Spitler spent a lot of his early years in the area working for local papers owned by national media groups, like Gatehouse Media or Lee Enterprises, doing work which Spitler called “bottom line journalism.”

“We were always told that there wasn’t additional money left for additional resources,” Spitler said.”They do a lot of special sections- I know I did a lot of them- and you rely on a lot of submissions from the community to submit their own news.”

Since opening the Press, his first paper, Egbert has gone some years without drawing a salary. The Press has lost readership and advertisers over a few of its more controversial stories. And the reporter turnaround is high.

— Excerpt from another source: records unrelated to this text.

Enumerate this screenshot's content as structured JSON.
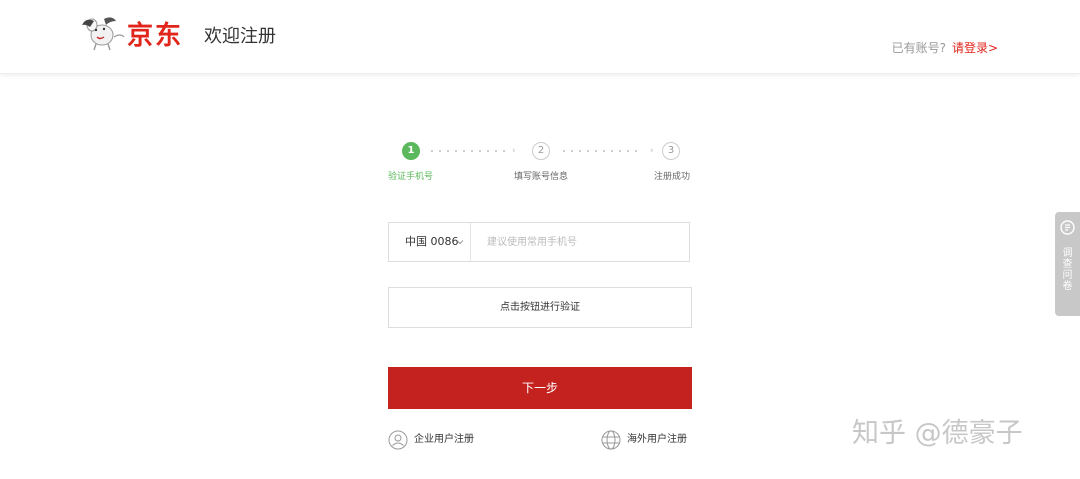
{
  "header": {
    "logo_text": "京东",
    "title": "欢迎注册",
    "login_prompt": "已有账号?",
    "login_link": "请登录>"
  },
  "steps": [
    {
      "number": "1",
      "label": "验证手机号",
      "active": true
    },
    {
      "number": "2",
      "label": "填写账号信息",
      "active": false
    },
    {
      "number": "3",
      "label": "注册成功",
      "active": false
    }
  ],
  "phone": {
    "country_code": "中国 0086",
    "placeholder": "建议使用常用手机号"
  },
  "verify_button": "点击按钮进行验证",
  "next_button": "下一步",
  "bottom_links": {
    "enterprise": "企业用户注册",
    "overseas": "海外用户注册"
  },
  "survey_tab": "调查问卷",
  "watermark": "知乎 @德豪子",
  "colors": {
    "brand_red": "#e1251b",
    "button_red": "#c4221f",
    "step_active_green": "#5cb85c"
  },
  "icons": {
    "logo": "jd-dog-mascot-icon",
    "country_dropdown": "chevron-down-icon",
    "enterprise": "user-circle-icon",
    "overseas": "globe-icon",
    "survey": "survey-icon"
  }
}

It’s hard for Egbert to recruit young journalists like me, and it’s easy to understand why. It’s exhausting work that can feel Quixotic and thankless. And not everyone coming out of college is as fortunate as I was to be able to forego a substantive income for four months. But we’re needed, and the kind of work I got to do mattered, even if just to a few hundred readers in PInckneyville.

Egbert holds out hope that his purchase of the three Franklin County papers will go through. The papers may have to be combined into a single county-wide publication, but the towns won’t fall into a coverage gap like too many small municipalities in rural areas like southern Illinois, or be forced to contend with papers that serve more as an ad-sales vehicle than a means of government accountability.

“I believe in what we do,” Egbert said. “I believe communities need what we do.  If I can do what we’ve done in Pinckneyville, and grow that to a larger area, and help more people in Southern Illinois, that’s what I want to do.”